A leurs rendez-vous nocturnes, l’auteur greffe une histoire parallèle, vécue une génération auparavant et liant le tragique destin de la mère de Jeanne à celui de son amant juif, désormais en sursis de mort à Drancy.

A l’instar de « La Chambre voisine », l’on retrouve dans ce roman le François Emmanuel à l’écriture somptueuse restituant avec pudeur le pathétique et la violence des sentiments.

Du grand-œuvre !

"Un abouchement des vides"

9 étoiles

Critique de Lucien (, Inscrit le 13 mars 2001, 69 ans) - 13 avril 2005

Un « roman d’hiver » sans conteste. Point n’est besoin d’attendre, sous la dernière ligne, l’indication « Hivers 1995-1997 » pour s’en convaincre. Car ce roman, pour lequel François Emmanuel recevra en 1998 le prix Victor Rossel (que certains appellent le « Goncourt belge ») un an après son oncle Henri Bauchau pour "Antigone", ce roman donc explore avec le scalpel aigu de l’écrivain psychanalyste (comme, aussi, Henri Bauchau) les plaies toujours béantes de l’âme humaine, les mauriaciennes et délétères atmosphères familiales, les égarements de ceux et celles qui n’arrivent pas à faire le deuil d’un souvenir obsédant enfoui dans les fondations lézardées de la personnalité. Etant donné qu’Emmanuel publie chez Stock, il ne serait d’ailleurs pas dégradant pour le jury du Goncourt parisien d’attribuer à cet auteur qui confirme à chaque publication son éclatant talent, de lui décerner un de ces jours, pourquoi pas, le Goncourt tout court. Mais c’est une autre histoire…

Tobias, le vieux Savinsen, n’est plus tout à fait de ce monde. Il est revenu, pour s’y arrêter définitivement peut-être, à ces jours de tempête vécus en 1906 sur un trois-mâts qu’il commandait, quelque part dans l’hémisphère Sud. Tobias navigue dans le grand froid de sa mémoire gercée, narrant à sa petite-fille Jeanne la geste immense de ses hauts faits.

La deuxième génération est occultée : Millie Savinsen morte, son mari Jacques de Morlaix prisonnier des Allemands. C’est que nous sommes en 1941. Que reste-t-il de Millie ? Quelques lettres que découvrira Jeanne, quelques traces d’un amour ancien, enfoui, interdit. Des lettres à Millie de « Samuel Kalinski »…

Restent les deux filles (omniprésence du schéma Antigone / Ismène chez Emmanuel), Jeanne l’aînée, sur qui pèsera comme une fatalité le destin déjà clos de la mère ; Camille la cadette, la garçonne, la sauvageonne.

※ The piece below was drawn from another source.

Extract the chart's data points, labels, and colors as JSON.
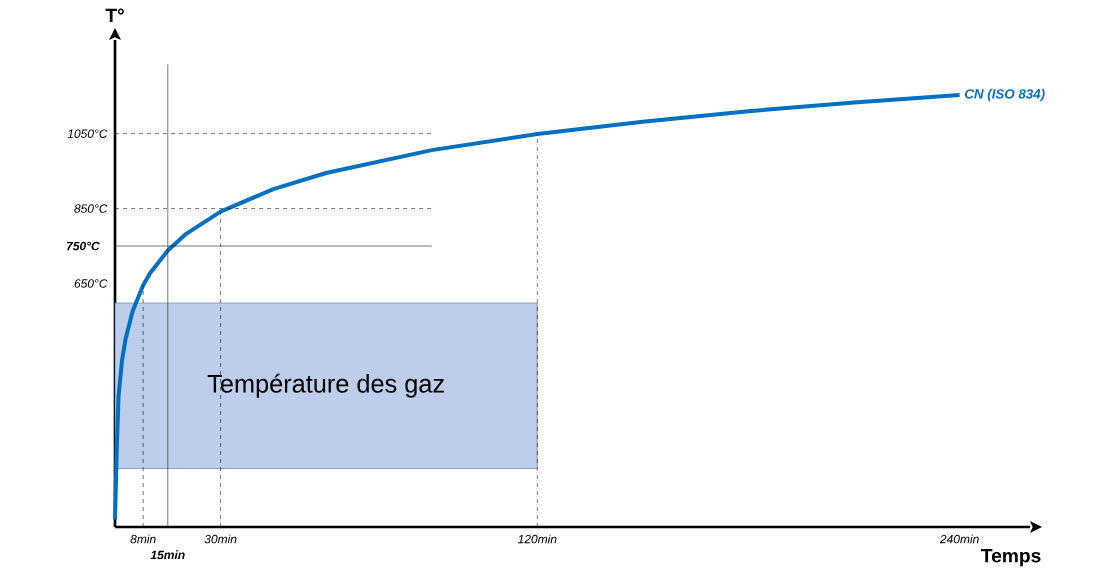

Et le domaine. La propriété familiale de Norhogne comme décor et comme protagoniste, cette propriété que sillonnent, comme des témoins impassibles et racés, les Citroën noires des Allemands. Et le domaine coupé en deux par nature, entre Savinsen et Morlaix autrefois, entre Savinsen réconciliés et Allemands aujourd’hui, pendant cette guerre qui agite le monde et pousse ses tentacules au sein de la vieille maison, et jusque dans l’âme de ses occupants, Jeanne la première.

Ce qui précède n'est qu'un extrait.